Gestion par une IRP d’activités relevant du 1er et du 2ème pilier de pension

FSMA_Opinion_2016_03
31/05/2016

Conformément à l’article 135 de la LIRP, en cas de gestion par une IRP d’activités relevant du 1er pilier de pension ainsi que du 2ème pilier de pension, les actifs et les engagements correspondant au 1er pilier doivent être cantonnés, gérés et organisés séparément sans aucune possibilité de transfert.

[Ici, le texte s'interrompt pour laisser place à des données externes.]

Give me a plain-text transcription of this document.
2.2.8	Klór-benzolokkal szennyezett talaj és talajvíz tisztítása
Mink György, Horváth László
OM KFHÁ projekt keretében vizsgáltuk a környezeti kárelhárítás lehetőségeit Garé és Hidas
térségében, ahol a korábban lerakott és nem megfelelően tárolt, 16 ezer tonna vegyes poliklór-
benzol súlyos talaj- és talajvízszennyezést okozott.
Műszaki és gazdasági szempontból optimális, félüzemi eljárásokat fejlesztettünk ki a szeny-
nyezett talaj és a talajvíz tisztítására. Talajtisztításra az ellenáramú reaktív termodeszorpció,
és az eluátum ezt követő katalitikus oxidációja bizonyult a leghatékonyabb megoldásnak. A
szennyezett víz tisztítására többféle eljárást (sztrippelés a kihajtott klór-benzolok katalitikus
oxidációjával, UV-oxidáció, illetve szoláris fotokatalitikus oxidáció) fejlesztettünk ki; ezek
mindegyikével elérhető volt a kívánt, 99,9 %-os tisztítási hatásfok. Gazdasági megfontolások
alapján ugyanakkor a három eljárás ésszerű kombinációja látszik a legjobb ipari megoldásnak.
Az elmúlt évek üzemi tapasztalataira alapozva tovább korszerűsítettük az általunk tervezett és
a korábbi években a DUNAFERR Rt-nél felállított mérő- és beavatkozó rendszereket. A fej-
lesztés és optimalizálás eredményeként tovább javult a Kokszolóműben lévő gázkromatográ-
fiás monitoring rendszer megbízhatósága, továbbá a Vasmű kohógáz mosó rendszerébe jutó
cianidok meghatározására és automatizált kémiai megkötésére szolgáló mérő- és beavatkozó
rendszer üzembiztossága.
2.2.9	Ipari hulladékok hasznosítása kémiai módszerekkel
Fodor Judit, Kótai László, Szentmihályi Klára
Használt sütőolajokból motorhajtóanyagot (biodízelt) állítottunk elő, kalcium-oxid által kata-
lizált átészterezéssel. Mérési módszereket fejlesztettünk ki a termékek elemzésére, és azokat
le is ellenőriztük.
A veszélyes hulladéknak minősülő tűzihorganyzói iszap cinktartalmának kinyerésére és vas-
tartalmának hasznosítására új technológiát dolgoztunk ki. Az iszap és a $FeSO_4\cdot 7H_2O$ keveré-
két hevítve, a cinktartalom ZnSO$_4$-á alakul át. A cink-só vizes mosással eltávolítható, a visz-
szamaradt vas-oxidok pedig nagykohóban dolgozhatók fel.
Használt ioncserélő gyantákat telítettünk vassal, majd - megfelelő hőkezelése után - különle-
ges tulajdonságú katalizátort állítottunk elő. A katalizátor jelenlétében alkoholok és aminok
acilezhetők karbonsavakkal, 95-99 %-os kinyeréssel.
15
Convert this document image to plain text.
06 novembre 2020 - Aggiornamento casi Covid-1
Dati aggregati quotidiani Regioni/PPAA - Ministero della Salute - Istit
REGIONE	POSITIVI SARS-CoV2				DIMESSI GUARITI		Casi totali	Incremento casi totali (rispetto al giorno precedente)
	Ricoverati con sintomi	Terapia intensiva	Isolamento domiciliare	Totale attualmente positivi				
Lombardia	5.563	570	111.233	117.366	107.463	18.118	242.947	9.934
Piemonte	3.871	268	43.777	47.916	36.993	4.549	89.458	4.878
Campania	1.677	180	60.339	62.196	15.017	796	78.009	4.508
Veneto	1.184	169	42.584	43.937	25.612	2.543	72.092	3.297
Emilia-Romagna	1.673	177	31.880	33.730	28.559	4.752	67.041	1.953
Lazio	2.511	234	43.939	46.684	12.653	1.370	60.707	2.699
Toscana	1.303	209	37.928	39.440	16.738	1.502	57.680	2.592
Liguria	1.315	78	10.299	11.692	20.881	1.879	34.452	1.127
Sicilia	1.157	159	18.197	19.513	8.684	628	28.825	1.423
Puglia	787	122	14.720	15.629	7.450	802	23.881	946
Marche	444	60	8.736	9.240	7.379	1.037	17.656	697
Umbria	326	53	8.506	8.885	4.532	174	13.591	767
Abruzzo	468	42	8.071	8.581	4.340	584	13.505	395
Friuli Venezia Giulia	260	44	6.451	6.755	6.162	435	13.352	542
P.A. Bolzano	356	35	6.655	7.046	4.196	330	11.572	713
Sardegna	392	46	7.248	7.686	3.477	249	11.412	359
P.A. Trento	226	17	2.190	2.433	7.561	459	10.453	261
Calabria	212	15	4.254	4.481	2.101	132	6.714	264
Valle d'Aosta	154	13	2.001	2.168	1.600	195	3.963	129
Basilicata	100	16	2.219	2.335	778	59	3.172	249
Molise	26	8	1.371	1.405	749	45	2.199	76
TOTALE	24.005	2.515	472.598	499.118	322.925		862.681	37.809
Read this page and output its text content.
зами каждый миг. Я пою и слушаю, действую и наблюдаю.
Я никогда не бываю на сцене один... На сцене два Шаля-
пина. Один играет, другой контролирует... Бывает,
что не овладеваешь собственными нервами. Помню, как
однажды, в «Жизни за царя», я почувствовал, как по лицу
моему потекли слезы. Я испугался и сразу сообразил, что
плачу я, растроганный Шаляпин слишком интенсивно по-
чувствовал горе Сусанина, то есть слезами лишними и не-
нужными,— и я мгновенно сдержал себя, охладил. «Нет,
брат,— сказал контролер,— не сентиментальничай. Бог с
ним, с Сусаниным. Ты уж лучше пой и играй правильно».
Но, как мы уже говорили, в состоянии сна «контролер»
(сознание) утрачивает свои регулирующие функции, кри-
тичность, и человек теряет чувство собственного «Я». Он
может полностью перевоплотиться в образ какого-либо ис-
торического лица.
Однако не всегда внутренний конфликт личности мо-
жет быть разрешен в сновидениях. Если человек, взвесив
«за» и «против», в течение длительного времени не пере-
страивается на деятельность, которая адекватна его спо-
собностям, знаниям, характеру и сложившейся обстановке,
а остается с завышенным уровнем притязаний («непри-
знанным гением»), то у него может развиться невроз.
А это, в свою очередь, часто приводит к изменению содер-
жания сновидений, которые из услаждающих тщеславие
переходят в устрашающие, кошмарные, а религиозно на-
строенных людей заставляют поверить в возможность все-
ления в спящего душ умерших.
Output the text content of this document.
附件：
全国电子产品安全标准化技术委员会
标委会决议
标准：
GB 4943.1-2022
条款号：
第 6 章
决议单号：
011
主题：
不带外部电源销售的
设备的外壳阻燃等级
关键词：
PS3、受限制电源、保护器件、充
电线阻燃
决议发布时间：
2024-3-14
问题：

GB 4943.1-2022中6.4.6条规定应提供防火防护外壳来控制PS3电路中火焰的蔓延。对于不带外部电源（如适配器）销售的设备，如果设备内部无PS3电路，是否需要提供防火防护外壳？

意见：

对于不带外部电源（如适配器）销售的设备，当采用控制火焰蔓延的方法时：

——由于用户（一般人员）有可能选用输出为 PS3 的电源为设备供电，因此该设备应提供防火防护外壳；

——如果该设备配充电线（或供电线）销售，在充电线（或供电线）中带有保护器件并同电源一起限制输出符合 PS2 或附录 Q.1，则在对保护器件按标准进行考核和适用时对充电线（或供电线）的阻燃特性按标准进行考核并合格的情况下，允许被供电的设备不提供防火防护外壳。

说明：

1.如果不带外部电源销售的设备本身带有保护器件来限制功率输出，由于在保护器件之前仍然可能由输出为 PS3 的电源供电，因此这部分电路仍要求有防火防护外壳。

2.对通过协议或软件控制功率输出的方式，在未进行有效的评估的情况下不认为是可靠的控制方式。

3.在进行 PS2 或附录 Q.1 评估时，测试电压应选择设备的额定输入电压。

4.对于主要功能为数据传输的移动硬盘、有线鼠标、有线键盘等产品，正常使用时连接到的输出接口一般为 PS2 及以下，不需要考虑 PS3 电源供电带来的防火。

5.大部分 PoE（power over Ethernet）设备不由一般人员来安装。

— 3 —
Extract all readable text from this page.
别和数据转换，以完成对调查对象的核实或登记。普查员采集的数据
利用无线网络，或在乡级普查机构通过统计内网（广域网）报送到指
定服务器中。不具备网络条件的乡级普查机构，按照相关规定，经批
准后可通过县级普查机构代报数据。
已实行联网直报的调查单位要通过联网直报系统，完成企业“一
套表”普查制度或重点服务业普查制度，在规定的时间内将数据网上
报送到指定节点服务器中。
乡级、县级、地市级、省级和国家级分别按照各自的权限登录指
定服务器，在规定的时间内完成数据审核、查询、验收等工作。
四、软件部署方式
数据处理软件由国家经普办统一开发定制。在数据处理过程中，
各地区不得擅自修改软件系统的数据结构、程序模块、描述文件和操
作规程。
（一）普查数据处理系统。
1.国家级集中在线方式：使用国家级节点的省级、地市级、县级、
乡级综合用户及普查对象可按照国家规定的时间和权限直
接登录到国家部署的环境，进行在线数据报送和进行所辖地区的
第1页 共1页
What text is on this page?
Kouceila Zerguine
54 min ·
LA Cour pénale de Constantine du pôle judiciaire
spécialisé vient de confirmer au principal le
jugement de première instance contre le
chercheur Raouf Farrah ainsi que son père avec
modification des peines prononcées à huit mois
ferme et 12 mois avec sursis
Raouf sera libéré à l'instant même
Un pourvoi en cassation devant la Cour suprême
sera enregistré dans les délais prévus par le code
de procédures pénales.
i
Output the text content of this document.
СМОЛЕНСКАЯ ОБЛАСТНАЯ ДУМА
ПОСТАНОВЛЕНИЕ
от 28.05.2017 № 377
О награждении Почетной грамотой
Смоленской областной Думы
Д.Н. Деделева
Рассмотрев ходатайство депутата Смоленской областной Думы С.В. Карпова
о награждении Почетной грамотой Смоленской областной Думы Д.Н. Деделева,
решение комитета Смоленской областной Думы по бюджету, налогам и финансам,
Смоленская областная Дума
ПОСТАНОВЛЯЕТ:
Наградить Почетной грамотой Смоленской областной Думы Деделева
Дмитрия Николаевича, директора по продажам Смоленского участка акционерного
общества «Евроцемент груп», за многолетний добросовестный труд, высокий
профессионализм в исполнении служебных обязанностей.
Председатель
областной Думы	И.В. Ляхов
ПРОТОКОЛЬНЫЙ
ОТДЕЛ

Tenant compte de la ratio legis de l’article 135 de la LIRP, telle qu’elle résulte des travaux préparatoires de la LIRP[1], la FSMA est d’avis que l’exigence du cantonnement et de la gestion et de l’organisation séparées peut être rencontrée par un mécanisme similaire au mécanisme des patrimoines distincts prévu par l’article 80 de la LIRP. Plus concrètement, la FSMA est d’avis que l’exigence de l’article 135 de la LIRP doit donc être interprétée comme imposant :

  • la création de cantons respectant les règles applicables aux patrimoines distincts : à savoir (1) la tenue d’une comptabilité distincte, (2) l’affectation de valeurs représentatives par canton, (3) la tenue d’un inventaire permanent par canton et (4) la mention, dans les statuts, des règles de répartition des frais entre les cantons et ce, particulièrement en ce qui concerne les frais communs ;
  • le respect de règles permettant de rencontrer l’exigence d’une gestion séparée : à savoir (1) des règles claires de répartition des actifs entre les cantons et (2) la constitution d’une marge de solvabilité par canton ;
  • une totale étanchéité entre les cantons vu l’interdiction de transfert entre le canton « 1er pilier » et le canton « 2ème pilier » prévue par l’article 135 de la LIRP : concrètement, il faudra, outre le fait de constituer une marge de solvabilité par canton, prévoir une interdiction de liquidation simultanée des cantons tant dans les statuts que dans la convention de gestion ou tout autre document pertinent, ceci afin d’éviter l’application de l’article 42, § 1er, 4° de la LIRP entraînant le transfert éventuel entre ces cantons;

Les fonctions-clés (actuaire désigné, auditeur interne ou compliance officer) ainsi que le commissaire agréé doivent faire la distinction entre les deux cantons dans l’accomplissement de leurs missions et dans leurs rapports. L’interdiction de transfert entre cantons doit être un point d’attention continu pour ces fonctions.

 


[1]   Doc. Parl., Ch. Repr., 51-2534/003, p. 55.